Wednesday, December 30, 2015

Post-apocalyptic Boat Building

Why build skin boats?  I've been asking myself that ever since I started building skin boats.  I've come up with a bunch of practical reasons such as low price but that's not really why I built them. First and foremost I liked the looks of skin boats.  But right up there with good looks was also a yearning for self-reliance.  I wanted to be able to build a boat that at least in principle I could build entirely from scavenged materials with simple tools that if need be I could make myself.
For the sake of convenience, I use electrical tools to cut the wood and synthetic fiber cloth as a skin and petroleum based paint to seal the skin so I don't really build an entirely off the grid boat.  But I like to imagine that I could build a boat strictly from found materials in the manner that people of the Arctic once did.  In a way, the Arctic before the arrival of the Europeans was very much like what a post-apocalyptic (PA) world would be like.  No stores, no factories, no electricity.  Everything you wanted you had to scrounge or barter for.
But a PA world would not look exactly like the pre-industrial Arctic.  A PA world would have a lot of stuff from the industrial world still laying around like scrap metal, wire, plywood, tar and even ready to use hand-tools.  A PA world would not be a stone age world necessarily.  It would be a world that had very little new stuff in it. If you wanted new stuff, like a new kayak for instance, you or one of your friends would have to make it themselves.
Could I build a boat entirely from scrounged materials in a PA world?  Probably.  More than likely, if I wanted a boat with some cargo capacity, I would probably scavenge plywood, and make it out of that.  I don't know what would be available in the way of sealers to keep the boat from leaking, but I could probably find something.
If I wanted to build a skin on frame kayak, that would be fairly easy.  Plenty of construction lumber installed in buildings.
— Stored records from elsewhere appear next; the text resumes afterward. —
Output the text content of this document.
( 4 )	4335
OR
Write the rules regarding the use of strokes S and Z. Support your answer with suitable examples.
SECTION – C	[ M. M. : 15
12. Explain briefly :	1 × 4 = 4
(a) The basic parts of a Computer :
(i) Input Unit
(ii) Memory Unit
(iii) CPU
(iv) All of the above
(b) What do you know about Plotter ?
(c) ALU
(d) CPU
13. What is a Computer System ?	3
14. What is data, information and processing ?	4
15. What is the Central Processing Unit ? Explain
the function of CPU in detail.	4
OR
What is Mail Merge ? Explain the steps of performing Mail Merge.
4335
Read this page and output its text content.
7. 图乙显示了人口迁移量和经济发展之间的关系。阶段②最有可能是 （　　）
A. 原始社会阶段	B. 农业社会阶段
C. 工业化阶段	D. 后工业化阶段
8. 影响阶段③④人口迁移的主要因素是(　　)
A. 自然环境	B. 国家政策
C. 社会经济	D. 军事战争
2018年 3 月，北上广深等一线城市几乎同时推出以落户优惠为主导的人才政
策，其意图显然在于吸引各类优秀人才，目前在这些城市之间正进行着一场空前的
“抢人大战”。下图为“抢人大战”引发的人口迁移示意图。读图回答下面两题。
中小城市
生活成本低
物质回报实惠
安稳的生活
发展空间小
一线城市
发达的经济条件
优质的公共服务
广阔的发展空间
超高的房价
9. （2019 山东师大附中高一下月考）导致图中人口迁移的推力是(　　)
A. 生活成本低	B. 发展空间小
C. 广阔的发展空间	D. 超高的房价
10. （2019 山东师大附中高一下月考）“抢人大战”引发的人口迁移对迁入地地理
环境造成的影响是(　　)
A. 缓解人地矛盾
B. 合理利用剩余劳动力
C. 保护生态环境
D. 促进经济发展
I am assuming that I could get some hand saws.  The hardest thing to find would be a suitable skin.  I imagine myself scrounging tarps or awnings and sewing those together, again, assuming I could get a hold of some needles or maybe even make them from bone.  If the tarps were plastic, they wouldn't need a sealer.  If the tarps were not plastic, I would have to figure out a way to make them waterproof.
Hunting sea mammals for skins would be more or less out of the question.  That would require more skill than I have.  Even if I could manage to kill a sea lion hauled out on a beach by stealth, I would need four skins to cover a kayak.  Getting four skins would be way too ambitious.
But how exactly did people of the Arctic build their kayaks in a pre-industrial world?  We have some ideas but Europeans have been going to the Arctic since the 17th century and most of the kayaks now in museums were built with at least some access to steel tools and also possible to milled lumber.
The pictures below show what kayak building looked like in the transitionary period when people in the Arctic still built kayaks, but had industrially sourced tools and materials available to them. The kayak type being built here is Eastern Arctic, that is Canadian Arctic.  These kayaks were long flat and stable and if you killed a seal, you transported the carcass on the wide back deck of the kayak.

Here's a guy in his open air workshop, no special jigs or benches or other sort of stuff you would expect to find in a boat shop. But he does seem to have a handsaw that he is using to trim something in the cockpit area of his kayak.
This guy is sitting in his workshop.  He's using some rocks to level out the deck of his kayak.  He's got the rib blanks stuck into their mortises, all ready for bending and trimming. Or maybe he is going to do three-part ribs with hard corners.  Also not the canvas tent in the background. 
Here two people are working at putting  a skin on the finished kayak frame.  The skin is canvas, not seal hide so one or two people can do the job.  Putting on seal hide usually was a task for many women since the hides had to be kept wet and pieced together which required way more sewing than was practical for one woman to do by herself although it was probably done solo sometimes by necessity. Also not the wood plank in the foreground, evidence of milled lumber brought into this location, probably by ship. Also note the long wide and flat back deck suitable for transporting  the spoils of the hunt.

So what can we say about boat building in an imaginary PA world? Probably possible as long as nobody has any set ideas about what is allowed in the ways of tools and materials.